DRY SKIN

Dry skin manifests itself in frayed skin, sensitivity and a sad skin surface on the forehead and on the cheeks or all over the face.

Skin what is dry is a type of skin and should not be confused with dehydrated skin which is a condition, although some of the characteristics are the same. Dehydration means that the skin lacks water while a dry skin lacks oil, and it is of course important to distinguish between. This type of  skin can be characterized by looking dull and feeling dry and often rough to the touch.

Another characteristic of drier skin is that the pores of the skin are small and almost invisible. It may also have a tendency to peel and flake, and makeup may stick a little undressed on particularly dry areas.

You can do a lot on your own to improve your skin, including using moisturizers and avoiding harsh, drying soaps. But sometimes dehydrated skin happens often or is severe. In these cases, you may need help from a doctor who specializes in skin (dermatologist).

Skin what have dry type can affect anyone. But some risk factors raise your chances of developing dry , including:

  • Age. Older adults are more likely to develop dry skin.
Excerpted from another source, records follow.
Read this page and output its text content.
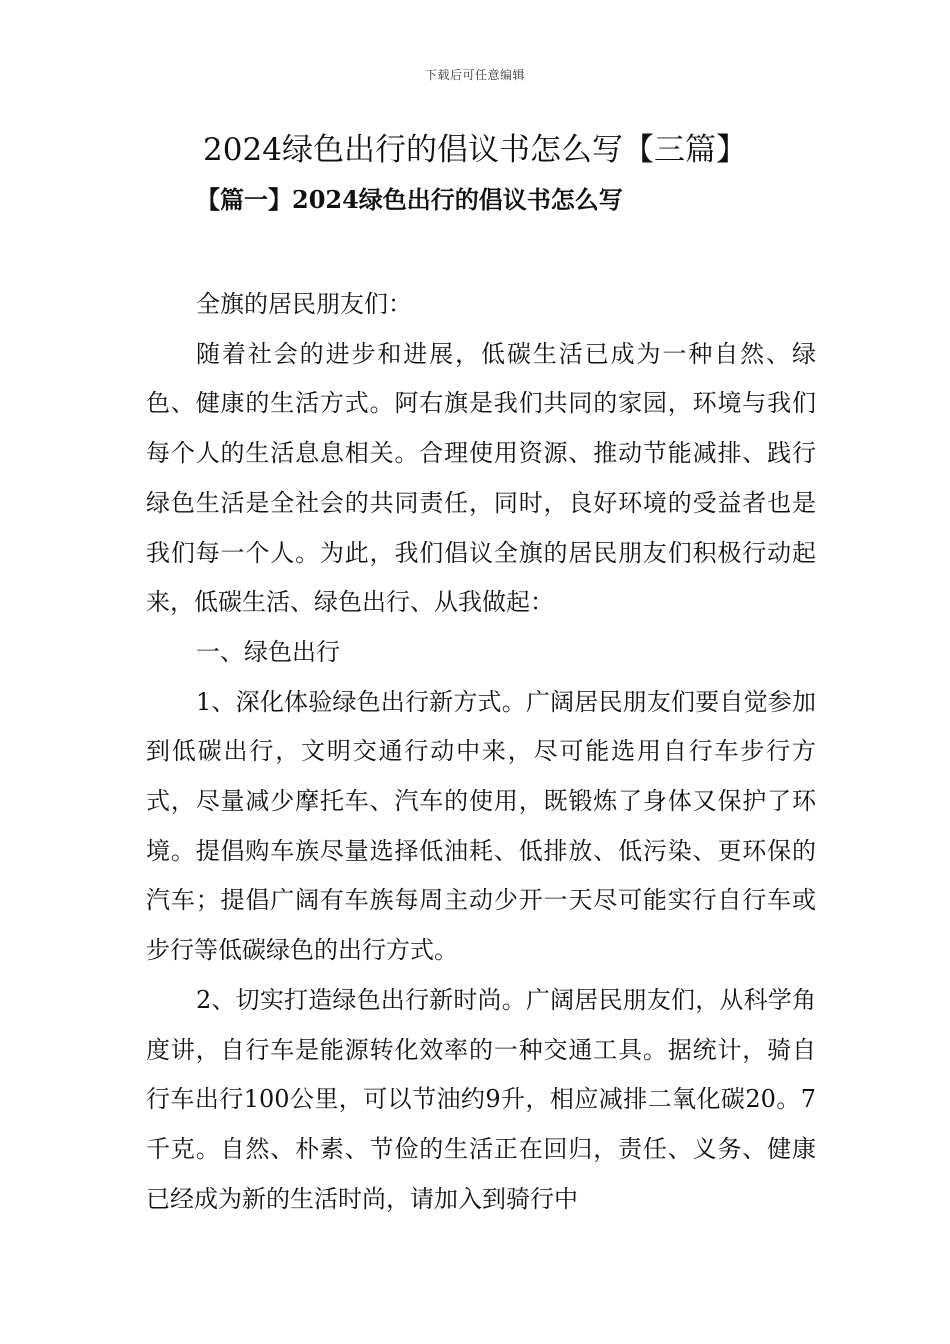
下载后可任意编辑
2024绿色出行的倡议书怎么写【三篇】
【篇一】2024绿色出行的倡议书怎么写

全旗的居民朋友们：

随着社会的进步和进展，低碳生活已成为一种自然、绿色、健康的生活方式。阿右旗是我们共同的家园，环境与我们每个人的生活息息相关。合理使用资源、推动节能减排、践行绿色生活是全社会的共同责任，同时，良好环境的受益者也是我们每一个人。为此，我们倡议全旗的居民朋友们积极行动起来，低碳生活、绿色出行、从我做起：

一、绿色出行

1、深化体验绿色出行新方式。广阔居民朋友们要自觉参加到低碳出行，文明交通行动中来，尽可能选用自行车步行方式，尽量减少摩托车、汽车的使用，既锻炼了身体又保护了环境。提倡购车族尽量选择低油耗、低排放、低污染、更环保的汽车；提倡广阔有车族每周主动少开一天尽可能实行自行车或步行等低碳绿色的出行方式。

2、切实打造绿色出行新时尚。广阔居民朋友们，从科学角度讲，自行车是能源转化效率的一种交通工具。据统计，骑自行车出行100公里，可以节油约9升，相应减排二氧化碳20。7千克。自然、朴素、节俭的生活正在回归，责任、义务、健康已经成为新的生活时尚，请加入到骑行中
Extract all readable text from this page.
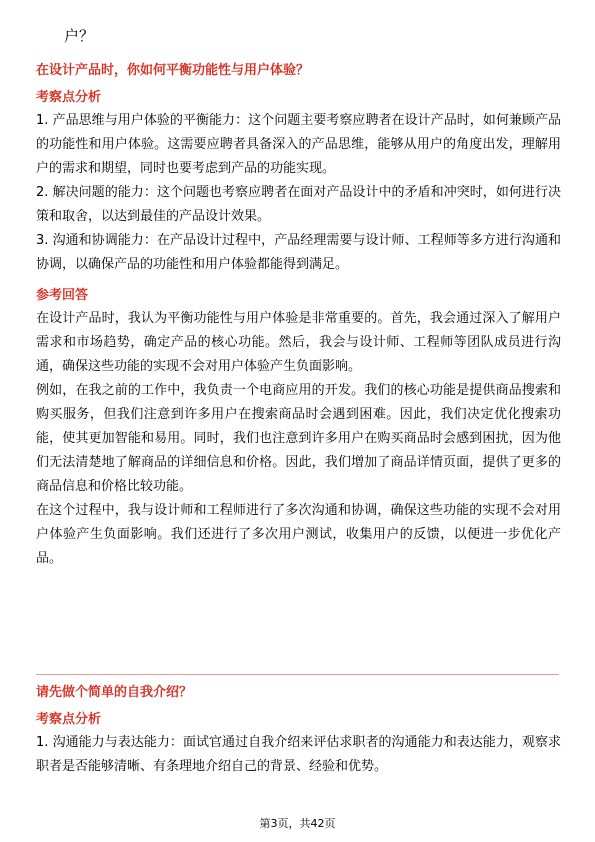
户？

在设计产品时，你如何平衡功能性与用户体验？

考察点分析

1. 产品思维与用户体验的平衡能力：这个问题主要考察应聘者在设计产品时，如何兼顾产品的功能性和用户体验。这需要应聘者具备深入的产品思维，能够从用户的角度出发，理解用户的需求和期望，同时也要考虑到产品的功能实现。

2. 解决问题的能力：这个问题也考察应聘者在面对产品设计中的矛盾和冲突时，如何进行决策和取舍，以达到最佳的产品设计效果。

3. 沟通和协调能力：在产品设计过程中，产品经理需要与设计师、工程师等多方进行沟通和协调，以确保产品的功能性和用户体验都能得到满足。

参考回答

在设计产品时，我认为平衡功能性与用户体验是非常重要的。首先，我会通过深入了解用户需求和市场趋势，确定产品的核心功能。然后，我会与设计师、工程师等团队成员进行沟通，确保这些功能的实现不会对用户体验产生负面影响。

例如，在我之前的工作中，我负责一个电商应用的开发。我们的核心功能是提供商品搜索和购买服务，但我们注意到许多用户在搜索商品时会遇到困难。因此，我们决定优化搜索功能，使其更加智能和易用。同时，我们也注意到许多用户在购买商品时会感到困扰，因为他们无法清楚地了解商品的详细信息和价格。因此，我们增加了商品详情页面，提供了更多的商品信息和价格比较功能。

在这个过程中，我与设计师和工程师进行了多次沟通和协调，确保这些功能的实现不会对用户体验产生负面影响。我们还进行了多次用户测试，收集用户的反馈，以便进一步优化产品。

请先做个简单的自我介绍？

考察点分析

1. 沟通能力与表达能力：面试官通过自我介绍来评估求职者的沟通能力和表达能力，观察求职者是否能够清晰、有条理地介绍自己的背景、经验和优势。

第3页，共42页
As you age, your pores naturally produce less oil, raising your risk of dry skin.
  • Medical history. You’re more likely to experience eczema or allergic contact dermatitis if you have a history of these conditions or other allergic diseases in your family.
  • Season. Dry skin is more common during the fall and winter months, when humidity levels are relatively low. In the summer, higher levels of humidity help stop your skin from drying out.
  • Bathing habits. Taking frequent baths or washing with very hot water raises your risk of dry skin.